Today's Soldiers rely on polymers as part of their protective systems. Polymers are molecular chains that can vary from a few linked monomers to millions of chemical units. With highly tunable properties and versatile processing they have become ubiquitous in use. In the defense community polymer fibers are particularly well known, especially polyamide fibers such as Kevlar and Nomex and polyethylene fibers such as Dyneema and Spectra. By combining good ballistic protection with a minimal weight penalty these materials have become commonplace in Soldier protection systems.
But 20 to 30 years from now, our Soldiers will need protective systems that can stand up against tougher threats that are certain to be developed. Right now, even the most sophisticated material combinations involving polymers cannot match up against the kinds of threats our national intelligence suggests Army Soldiers will face in future conflicts.
The Army Research Laboratory is investigating one possible solution to this problem: designing new polymers for superior protection capabilities by unraveling the complex relationship between polymer chemistry, microstructure and energy absorption.
As the nation's premier laboratory for land forces, ARL is currently undertaking a long-term effort to design new polymer fibers with the extreme ballistic environment in mind from the start. Designing the polymer's molecular chemistry and fiber microstructure to enhance its ballistic behavior is the aim. But it's a complicated process that involves the design and manipulation of these fibers across many length and timescales.
Central to this long-term goal is the need for ARL scientists to create validated models of these polymers at the molecular level and under high-rate loading conditions. Capabilities like this are the reason ARL established the Enterprise for Multiscale Research of Materials.
The ARL Enterprise for Multiscale Research of Materials has recently made breakthroughs that are allowing the team to more accurately model polymers at the molecular level at high strain rates, pressures and temperatures. The full suite of multi-scale modeling currently being developed will ultimately allow researchers to design ultra high molecular weight polyethylene -- the core constituent for Dyneema and Spectra -- for desired behavior at high strain rates.

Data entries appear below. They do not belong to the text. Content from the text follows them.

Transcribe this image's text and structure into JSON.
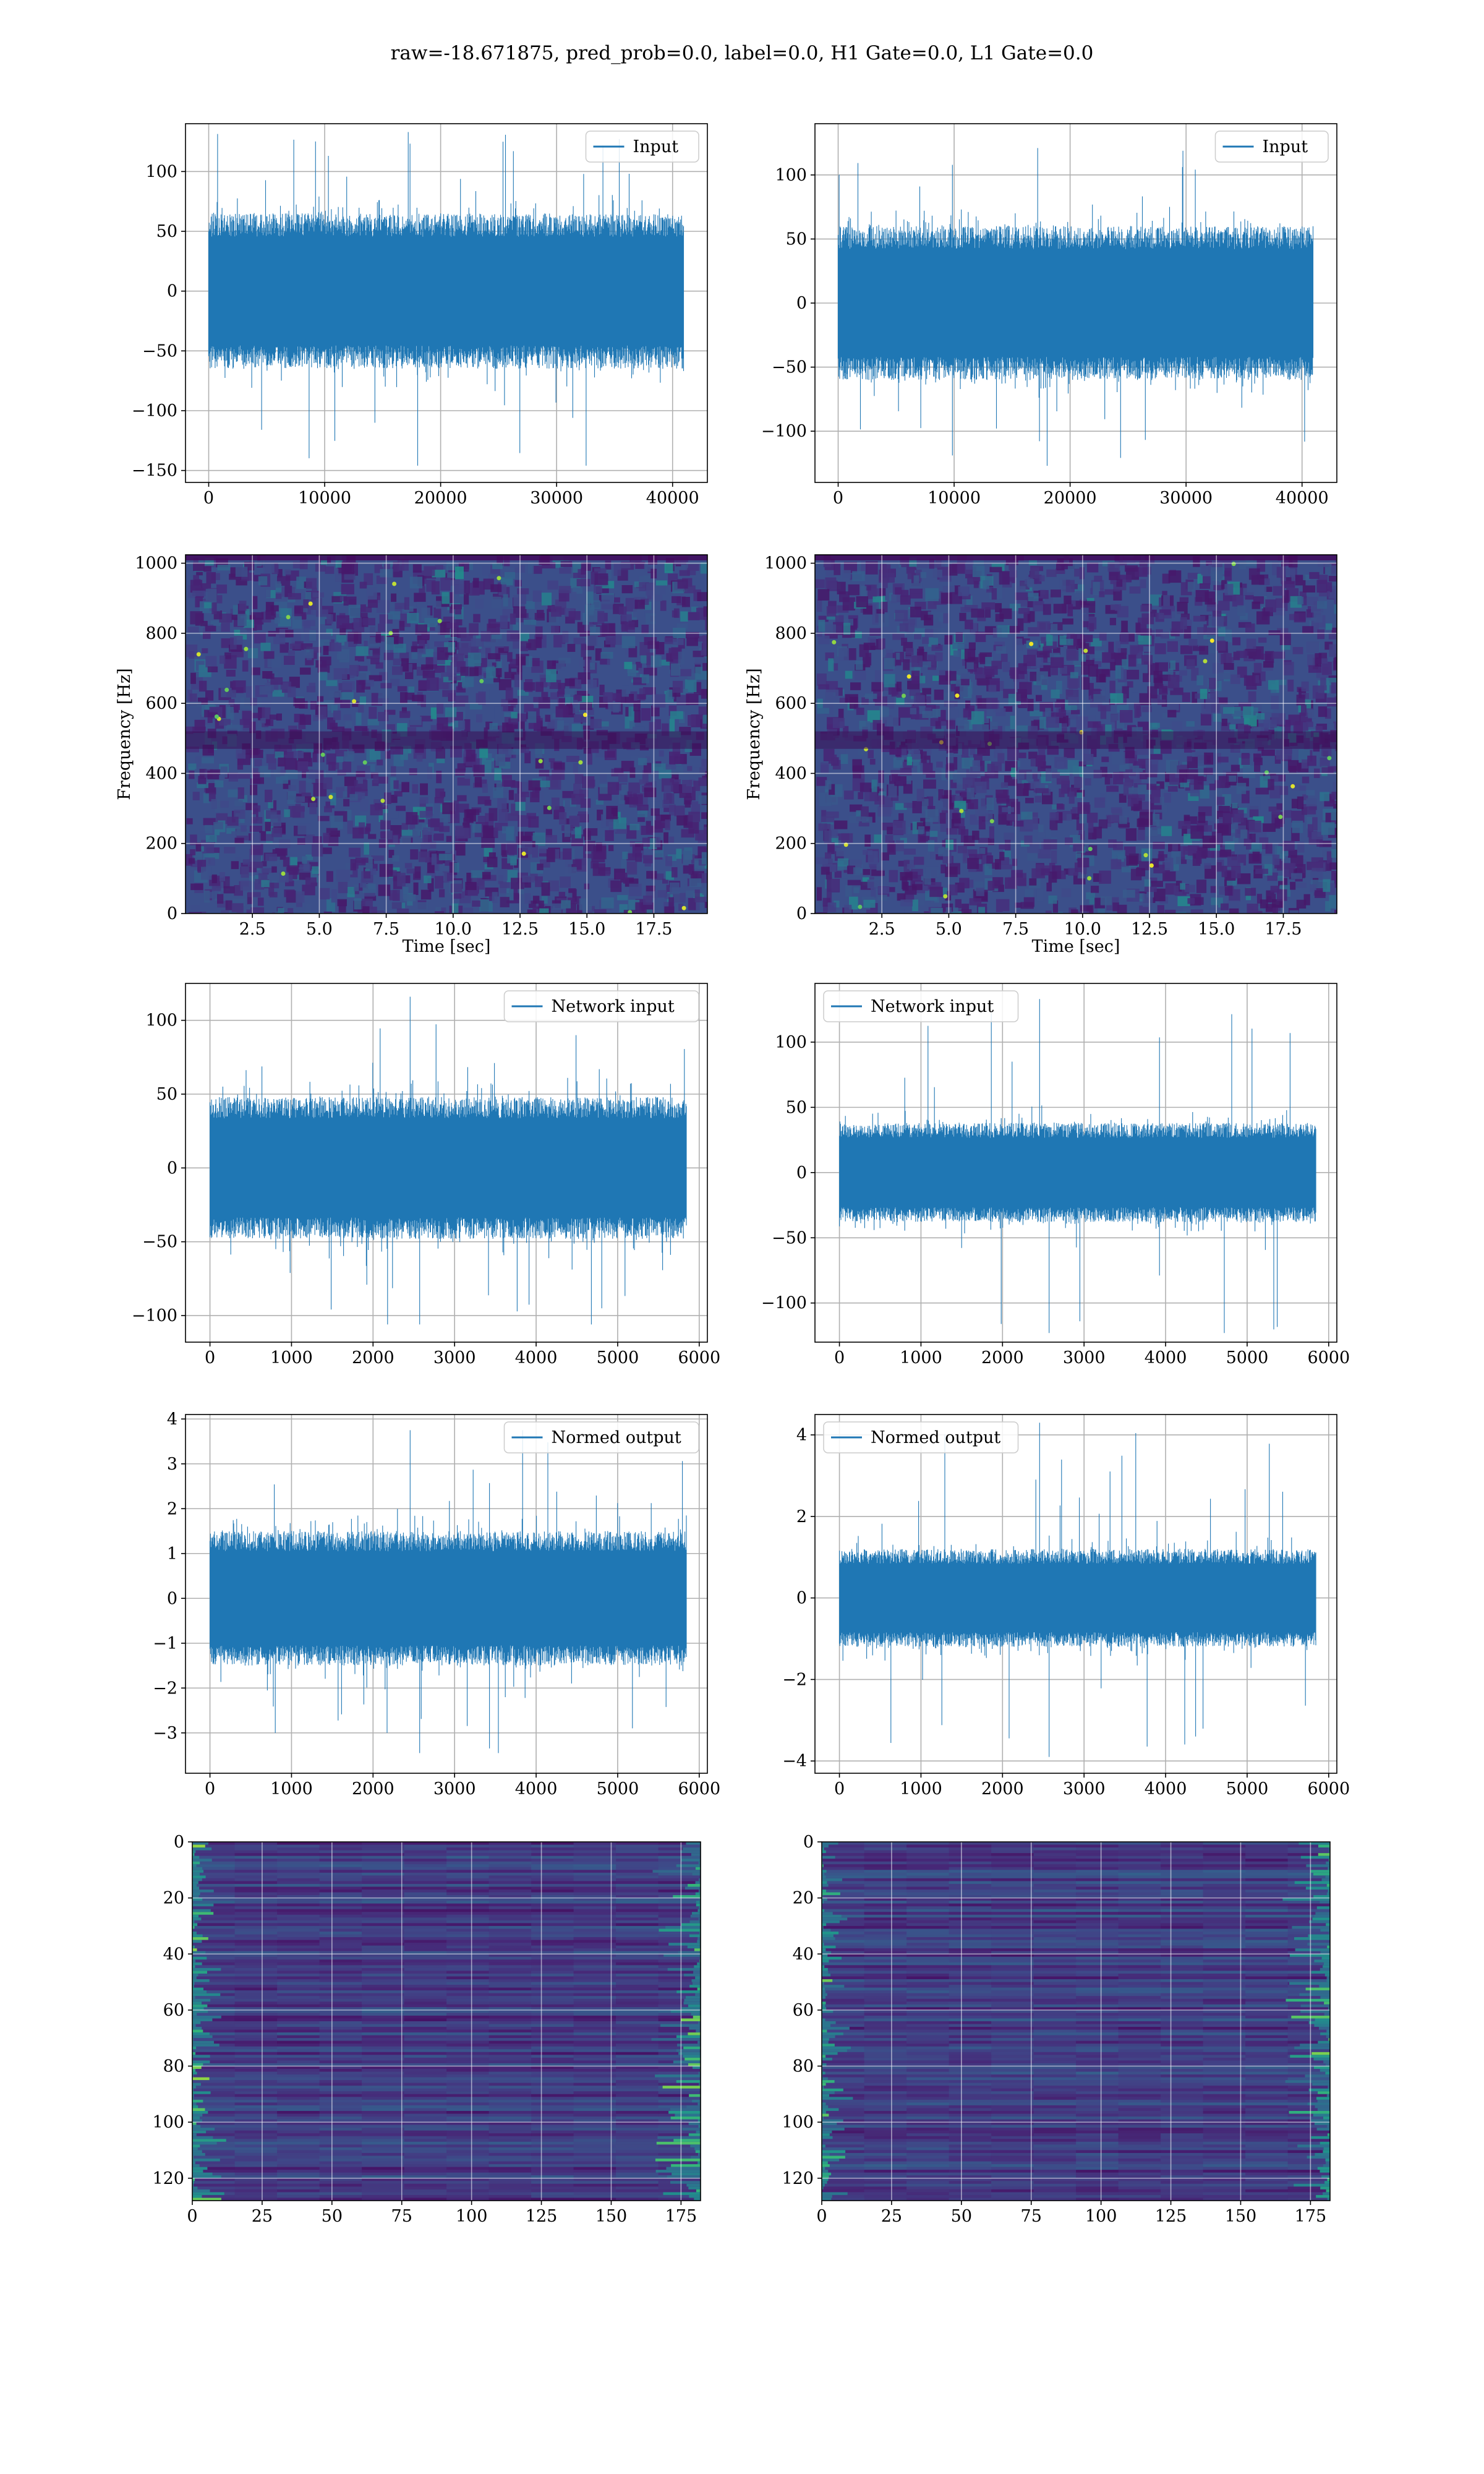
{
  "figure": {
    "title": "raw=-18.671875, pred_prob=0.0, label=0.0, H1 Gate=0.0, L1 Gate=0.0",
    "line_color": "#1f77b4",
    "colormap": "viridis"
  },
  "chart_data": [
    {
      "id": "h1-input",
      "type": "line",
      "series": [
        {
          "name": "Input",
          "color": "#1f77b4"
        }
      ],
      "legend": "top-right",
      "grid": true,
      "xlim": [
        -2000,
        43000
      ],
      "ylim": [
        -160,
        140
      ],
      "xticks": [
        0,
        10000,
        20000,
        30000,
        40000
      ],
      "yticks": [
        -150,
        -100,
        -50,
        0,
        50,
        100
      ],
      "yticklabels": [
        "−150",
        "−100",
        "−50",
        "0",
        "50",
        "100"
      ],
      "signal": {
        "n_samples": 40960,
        "x_end": 40960,
        "band": [
          -65,
          65
        ],
        "peak_max": 133,
        "trough_min": -146
      }
    },
    {
      "id": "l1-input",
      "type": "line",
      "series": [
        {
          "name": "Input",
          "color": "#1f77b4"
        }
      ],
      "legend": "top-right",
      "grid": true,
      "xlim": [
        -2000,
        43000
      ],
      "ylim": [
        -140,
        140
      ],
      "xticks": [
        0,
        10000,
        20000,
        30000,
        40000
      ],
      "yticks": [
        -100,
        -50,
        0,
        50,
        100
      ],
      "yticklabels": [
        "−100",
        "−50",
        "0",
        "50",
        "100"
      ],
      "signal": {
        "n_samples": 40960,
        "x_end": 40960,
        "band": [
          -60,
          60
        ],
        "peak_max": 121,
        "trough_min": -127
      }
    },
    {
      "id": "h1-spectrogram",
      "type": "heatmap",
      "xlabel": "Time [sec]",
      "ylabel": "Frequency [Hz]",
      "grid": true,
      "xlim": [
        0,
        19.5
      ],
      "ylim": [
        0,
        1024
      ],
      "xticks": [
        2.5,
        5.0,
        7.5,
        10.0,
        12.5,
        15.0,
        17.5
      ],
      "xticklabels": [
        "2.5",
        "5.0",
        "7.5",
        "10.0",
        "12.5",
        "15.0",
        "17.5"
      ],
      "yticks": [
        0,
        200,
        400,
        600,
        800,
        1000
      ],
      "yticklabels": [
        "0",
        "200",
        "400",
        "600",
        "800",
        "1000"
      ],
      "dark_band_hz": [
        470,
        520
      ]
    },
    {
      "id": "l1-spectrogram",
      "type": "heatmap",
      "xlabel": "Time [sec]",
      "ylabel": "Frequency [Hz]",
      "grid": true,
      "xlim": [
        0,
        19.5
      ],
      "ylim": [
        0,
        1024
      ],
      "xticks": [
        2.5,
        5.0,
        7.5,
        10.0,
        12.5,
        15.0,
        17.5
      ],
      "xticklabels": [
        "2.5",
        "5.0",
        "7.5",
        "10.0",
        "12.5",
        "15.0",
        "17.5"
      ],
      "yticks": [
        0,
        200,
        400,
        600,
        800,
        1000
      ],
      "yticklabels": [
        "0",
        "200",
        "400",
        "600",
        "800",
        "1000"
      ],
      "dark_band_hz": [
        470,
        520
      ]
    },
    {
      "id": "h1-network-input",
      "type": "line",
      "series": [
        {
          "name": "Network input",
          "color": "#1f77b4"
        }
      ],
      "legend": "top-right",
      "grid": true,
      "xlim": [
        -300,
        6100
      ],
      "ylim": [
        -118,
        125
      ],
      "xticks": [
        0,
        1000,
        2000,
        3000,
        4000,
        5000,
        6000
      ],
      "yticks": [
        -100,
        -50,
        0,
        50,
        100
      ],
      "yticklabels": [
        "−100",
        "−50",
        "0",
        "50",
        "100"
      ],
      "signal": {
        "n_samples": 5845,
        "x_end": 5845,
        "band": [
          -48,
          48
        ],
        "peak_max": 116,
        "trough_min": -106
      }
    },
    {
      "id": "l1-network-input",
      "type": "line",
      "series": [
        {
          "name": "Network input",
          "color": "#1f77b4"
        }
      ],
      "legend": "top-left",
      "grid": true,
      "xlim": [
        -300,
        6100
      ],
      "ylim": [
        -130,
        145
      ],
      "xticks": [
        0,
        1000,
        2000,
        3000,
        4000,
        5000,
        6000
      ],
      "yticks": [
        -100,
        -50,
        0,
        50,
        100
      ],
      "yticklabels": [
        "−100",
        "−50",
        "0",
        "50",
        "100"
      ],
      "signal": {
        "n_samples": 5845,
        "x_end": 5845,
        "band": [
          -38,
          38
        ],
        "peak_max": 133,
        "trough_min": -123
      }
    },
    {
      "id": "h1-normed-output",
      "type": "line",
      "series": [
        {
          "name": "Normed output",
          "color": "#1f77b4"
        }
      ],
      "legend": "top-right",
      "grid": true,
      "xlim": [
        -300,
        6100
      ],
      "ylim": [
        -3.9,
        4.1
      ],
      "xticks": [
        0,
        1000,
        2000,
        3000,
        4000,
        5000,
        6000
      ],
      "yticks": [
        -3,
        -2,
        -1,
        0,
        1,
        2,
        3,
        4
      ],
      "yticklabels": [
        "−3",
        "−2",
        "−1",
        "0",
        "1",
        "2",
        "3",
        "4"
      ],
      "signal": {
        "n_samples": 5845,
        "x_end": 5845,
        "band": [
          -1.5,
          1.5
        ],
        "peak_max": 3.75,
        "trough_min": -3.45
      }
    },
    {
      "id": "l1-normed-output",
      "type": "line",
      "series": [
        {
          "name": "Normed output",
          "color": "#1f77b4"
        }
      ],
      "legend": "top-left",
      "grid": true,
      "xlim": [
        -300,
        6100
      ],
      "ylim": [
        -4.3,
        4.5
      ],
      "xticks": [
        0,
        1000,
        2000,
        3000,
        4000,
        5000,
        6000
      ],
      "yticks": [
        -4,
        -2,
        0,
        2,
        4
      ],
      "yticklabels": [
        "−4",
        "−2",
        "0",
        "2",
        "4"
      ],
      "signal": {
        "n_samples": 5845,
        "x_end": 5845,
        "band": [
          -1.2,
          1.2
        ],
        "peak_max": 4.3,
        "trough_min": -3.9
      }
    },
    {
      "id": "h1-feature-map",
      "type": "heatmap",
      "grid": true,
      "xlim": [
        0,
        182
      ],
      "ylim": [
        128,
        0
      ],
      "xticks": [
        0,
        25,
        50,
        75,
        100,
        125,
        150,
        175
      ],
      "yticks": [
        0,
        20,
        40,
        60,
        80,
        100,
        120
      ],
      "rows": 128,
      "cols": 182
    },
    {
      "id": "l1-feature-map",
      "type": "heatmap",
      "grid": true,
      "xlim": [
        0,
        182
      ],
      "ylim": [
        128,
        0
      ],
      "xticks": [
        0,
        25,
        50,
        75,
        100,
        125,
        150,
        175
      ],
      "yticks": [
        0,
        20,
        40,
        60,
        80,
        100,
        120
      ],
      "rows": 128,
      "cols": 182
    }
  ]
}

Professor Mark Robbins, Johns Hopkins University, and ARL researchers Drs. Jan Andzelm and Tanya Chantawansri, along with graduate students, postdocs, and other ARL personnel, have collaborated to elucidate mechanisms associated with polyethylene using atomistic simulations and coarse-graining methods. Key to modeling this system was the development of reactive potentials to be used in atomistic modeling of the Ultra-High Molecular Weight PolyEthylene (UHMWPE) system.
The team of researchers lead by Robbins, Andzelm and Chantawansri have successfully accomplished this by using accurate quantum mechanical data to parameterize an atomistic potential, referred to as the "AIREBO-M" potential, that has been verified to be both computationally fast and accurate -- the sweet spot in computational materials science.
"This potential is unique, and it's development was made possible by combining the expertise in state of the art electronic calculations at ARL with the complementary experience at JHU on classical models of polymers," said Professor Robbins. In addition, this development has widespread impact for other ARL programs and missions. This advance will have broader importance to the Army as "these potentials are general enough to be applied to many materials and will help in the advancement of other materials too, such as graphene and other novel 2-D polymers," said Dr. Andzelm.
Methods to "coarse-grain" and "back map" to the atomistic level have also been developed under this collaboration. This will allow computations to further bridge times and length scales that are currently excluded from atomistic level modeling. In turn, these methods will feed higher level micro-mechanical models, such as those being developed in another portion of the program by Dr. Thao (Vicky) Nguyen of Johns Hopkins University.
Critical to developing computational models is the ability to synthesize and characterize well-defined model systems. This data provides valuable input and validation to the computational models, but for complex systems like ballistic fibers the production of appropriate model systems can be quite challenging. ARL's new in-house Center for Advanced Polymer Processing, led by Dr. Joseph Lenhart, is a state-of-the art facility with fine control over processing conditions that can not only provide these model systems but also provide complex fibers with advanced performance based on computationally predicted relationships between chemistry, microstructure and performance.
Recently, the team has used the jointly developed computational methods to model polyethylene fibrils being pulled at high rates. This work is providing great insight into how these systems behave at small length scales.
"It is exciting that with modern computational resources, we get to theoretically address some really fundamental questions about the mechanics of these materials for the first time," said Thomas O'Connor, a graduate student at Johns Hopkins who works with these models.
More specifically, preliminary simulation results study the role of defects which could be responsible for the observed decrease in strength in experimental fibers compared to theoretical predictions. Once researchers truly understand these processes, it will give the team knowledge that should allow researchers to design even better polymer molecules and fiber microstructures for better ballistic performance. And the parents of Soldiers in 30 years time can be rest assured that ARL has provided the scientific foundation to protect them to the fullest extent before they find themselves in harm's way.